If the idea of yet-another staycation’s got you down, here is one idea for getting away that won’t break the bank: Costello’s Travel Caffe in Northeast Portland. Whereas Portland’s micro-roasters and independent cafes are creating their own Northwest, artisan coffeehouse culture, Costello’s takes its cues from old Europe, invoking the scenes, the sounds, the languages and even the sports of other timezones and places. Although the name and menu are Italian-inspired, Costello’s spans the continent — and sometimes the world, too. Inside, antique lamp and dim lighting and heavy, dark wooden furniture almost give the feeling of a turn-of-the-century Viennese coffeehouse.

Notes on Costello’s Travel Caffe…

Where: Family-run Costello’s is located at 2222 NE Broadway on a happening little block of the busy street. Nestled between neighbors Eyes on Broadway and Chez Jose East, Costello’s brightens the bustling sidewalk with silver-metal patio furniture and umbrellas.

Coffee: True to its Italian roots, Costello’s serves the Italian espresso-style Umbria brand from Seattle. I’ve always considered Umbria to be a fine-restaurant-quality coffee, with a mild and decent flavor, but nothing too out there. Paired with one of Costello’s home-made pastries, it works just fine.

Cool stuff: Daily travelogue videos from cities around the world, but mostly Europe, play in a continuous loop on two, large flat-screen displays, mesmerizing cafe-goers with quaint street scenes and stirring memories of years-ago Eurrail trips across the continent. Three or four cities are featured each day, as noted on a small chalkboard. Another chalkboard (and the cafe’s events page on its website) announces schedules of foreign language conversation groups, evening showings of foreign movies and international sporting events, like the 2010 World Cup soccer championships, where spectators gather to cheer their favorite teams with fellow fans.

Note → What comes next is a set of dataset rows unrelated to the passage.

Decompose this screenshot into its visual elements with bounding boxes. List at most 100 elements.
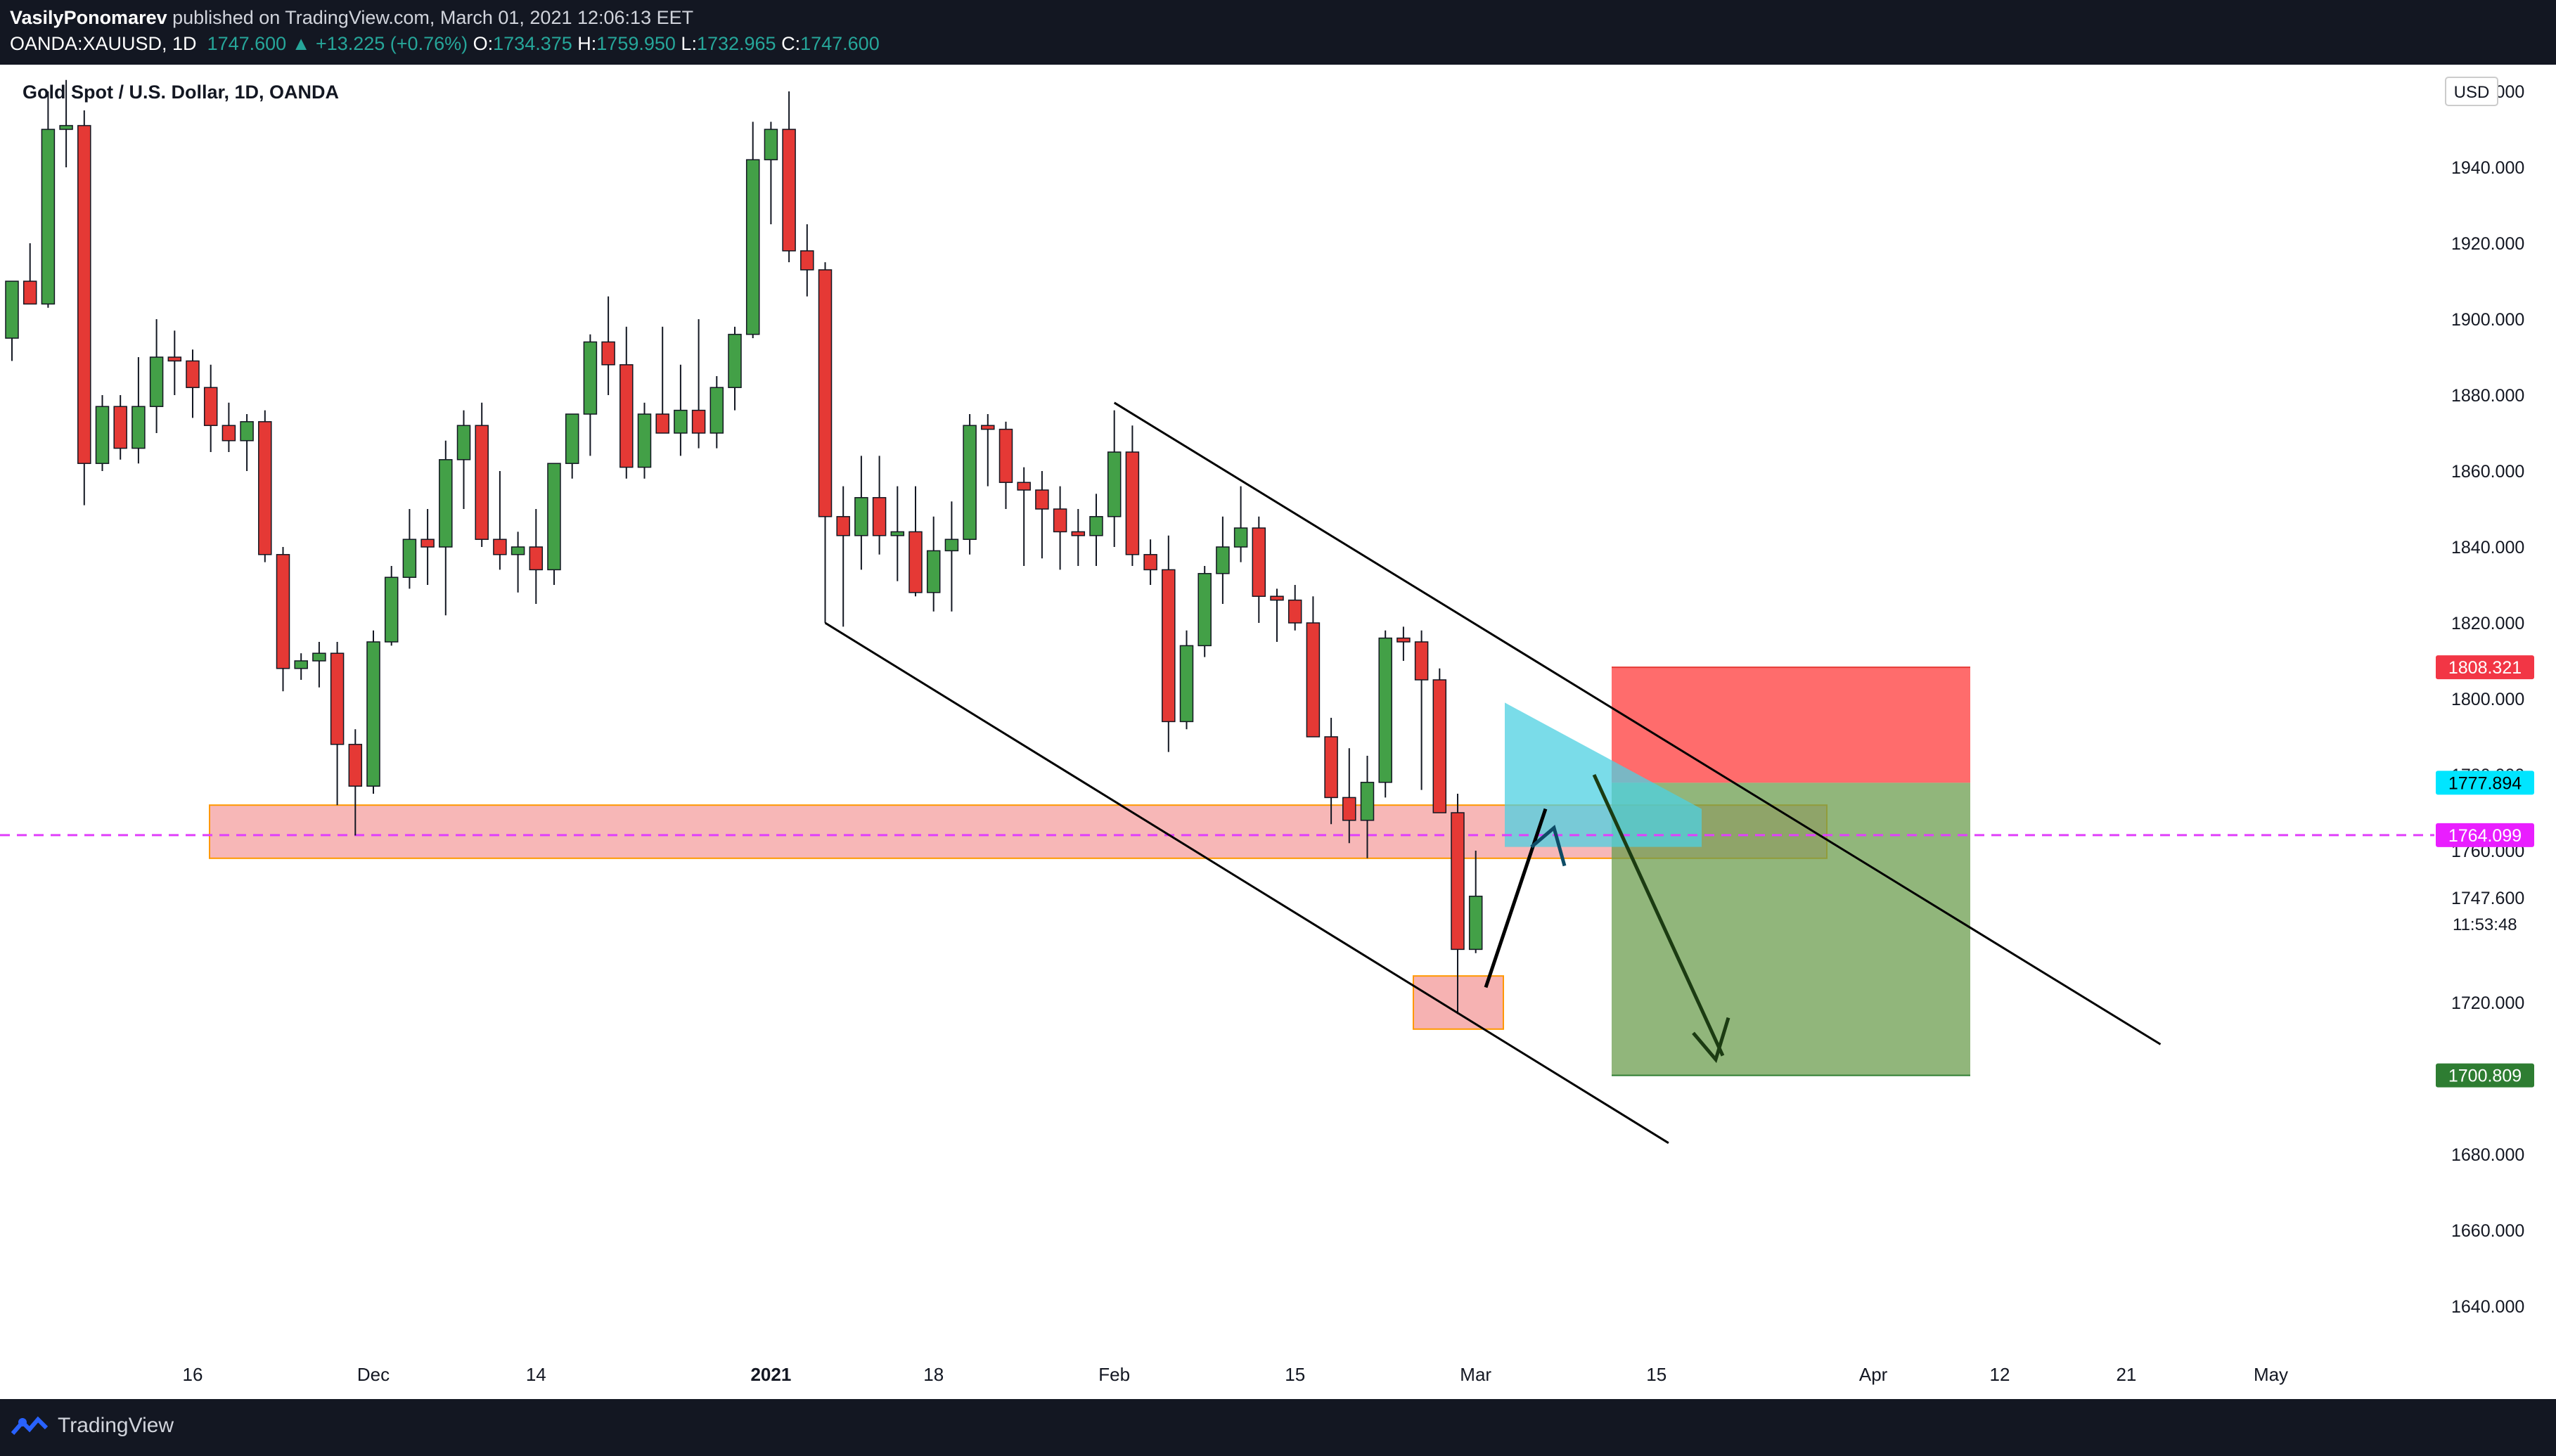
price-change: ▲ +13.225 (+0.76%) (291, 33, 468, 54)
open-value: 1734.375 (493, 33, 572, 54)
price-tick-label: 1680.000 (2451, 1145, 2524, 1165)
bar-countdown: 11:53:48 (2453, 915, 2517, 934)
candle-body (1197, 573, 1212, 647)
candle-body (1432, 679, 1447, 813)
candle-body (456, 425, 471, 460)
candle-body (872, 497, 887, 536)
channel-upper-line (1113, 401, 2162, 1045)
time-tick-label: May (2254, 1364, 2288, 1385)
footer-bar (0, 1399, 2556, 1456)
candle-body (240, 421, 254, 442)
close-label: C: (781, 33, 801, 54)
high-label: H: (577, 33, 597, 54)
up-arrow-shaft (1484, 808, 1548, 988)
candle-body (998, 428, 1013, 483)
candle-body (1342, 797, 1356, 821)
candle-body (1324, 736, 1338, 799)
candle-body (420, 539, 435, 548)
price-tick-label: 1900.000 (2451, 310, 2524, 330)
time-tick-label: 14 (526, 1364, 546, 1385)
candle-body (1360, 782, 1375, 821)
candle-body (583, 341, 598, 415)
candle-body (565, 413, 579, 464)
candle-body (782, 129, 796, 252)
price-marker (2436, 1063, 2534, 1088)
candle-body (926, 550, 941, 593)
candle-body (23, 281, 37, 305)
price-marker (2436, 771, 2534, 795)
price-tick-label: 1920.000 (2451, 234, 2524, 254)
low-value: 1732.965 (696, 33, 776, 54)
candle-body (258, 421, 272, 555)
stop-loss-zone (1612, 667, 1970, 783)
candle-body (836, 516, 850, 536)
time-tick-label: 16 (183, 1364, 203, 1385)
price-tick-label: 1720.000 (2451, 993, 2524, 1013)
time-tick-label: 2021 (750, 1364, 791, 1385)
candle-body (963, 425, 977, 540)
candle-body (1035, 489, 1049, 510)
candle-body (728, 333, 742, 388)
down-arrow-head (1692, 1017, 1730, 1064)
candle-body (276, 554, 290, 669)
price-marker-label: 1777.894 (2448, 773, 2522, 793)
candle-body (384, 576, 399, 643)
candle-body (1396, 637, 1411, 643)
candle-body (149, 356, 164, 407)
chart-area[interactable]: 1640.0001660.0001680.0001700.0001720.000… (0, 65, 2556, 1399)
candle-body (908, 531, 923, 593)
price-tick-label: 1820.000 (2451, 614, 2524, 633)
price-marker-label: 1808.321 (2448, 658, 2522, 678)
candle-body (1287, 599, 1302, 624)
symbol-label[interactable]: OANDA:XAUUSD, 1D (10, 33, 197, 54)
candle-body (348, 744, 363, 787)
chart-title: Gold Spot / U.S. Dollar, 1D, OANDA (23, 82, 339, 103)
candle-body (221, 425, 236, 442)
price-marker (2436, 823, 2534, 847)
author-name[interactable]: VasilyPonomarev (10, 7, 167, 28)
published-text: published on TradingView.com, March 01, … (167, 7, 694, 28)
candle-body (1071, 531, 1086, 536)
candle-body (186, 360, 200, 388)
candle-body (1179, 645, 1194, 723)
high-value: 1759.950 (596, 33, 676, 54)
candle-body (1451, 812, 1465, 951)
candle-body (944, 539, 959, 552)
price-tick-label: 1940.000 (2451, 158, 2524, 178)
candle-body (637, 413, 652, 468)
price-tick-label: 1800.000 (2451, 690, 2524, 709)
close-value: 1747.600 (800, 33, 880, 54)
candle-body (529, 546, 544, 571)
price-scale (2434, 65, 2556, 1399)
candle-body (601, 341, 615, 366)
price-tick-label: 1660.000 (2451, 1221, 2524, 1241)
currency-badge[interactable] (2445, 77, 2498, 106)
candle-body (547, 463, 561, 571)
candle-body (312, 652, 326, 662)
candle-body (1162, 569, 1176, 723)
time-tick-label: 21 (2116, 1364, 2136, 1385)
channel-lower-line (824, 621, 1669, 1145)
time-tick-label: Apr (1859, 1364, 1888, 1385)
tradingview-brand[interactable]: TradingView (10, 1414, 174, 1438)
candle-body (674, 409, 688, 434)
candle-body (619, 364, 634, 468)
candle-body (41, 129, 56, 305)
price-marker-label: 1764.099 (2448, 826, 2522, 846)
time-tick-label: Mar (1460, 1364, 1491, 1385)
candle-body (1270, 595, 1284, 601)
candle-body (1107, 451, 1122, 517)
candle-body (890, 531, 905, 536)
candle-body (510, 546, 525, 555)
candle-body (294, 660, 308, 669)
price-chart[interactable]: 1640.0001660.0001680.0001700.0001720.000… (0, 65, 2556, 1399)
up-arrow-head (1530, 825, 1567, 867)
candle-body (330, 652, 345, 745)
candle-body (402, 539, 417, 578)
price-tick-label: 1640.000 (2451, 1297, 2524, 1317)
candle-body (1233, 527, 1248, 548)
time-tick-label: 15 (1285, 1364, 1305, 1385)
candle-body (854, 497, 868, 536)
candle-body (439, 459, 453, 548)
price-marker-label: 1700.809 (2448, 1067, 2522, 1086)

We’ve always enjoyed Costello’s for a snack of toasted bagel, grilled cheese panini or green salad, but anyone with an aversion to carbs may find the fare a bit on the starchy side.

Not so cool: Being shushed by fellow patrons, as I and my friend Greg were when we met to catch up and found ourselves chatting amidst a group of people who had gathered to watch an old Ingmar Bergman movie.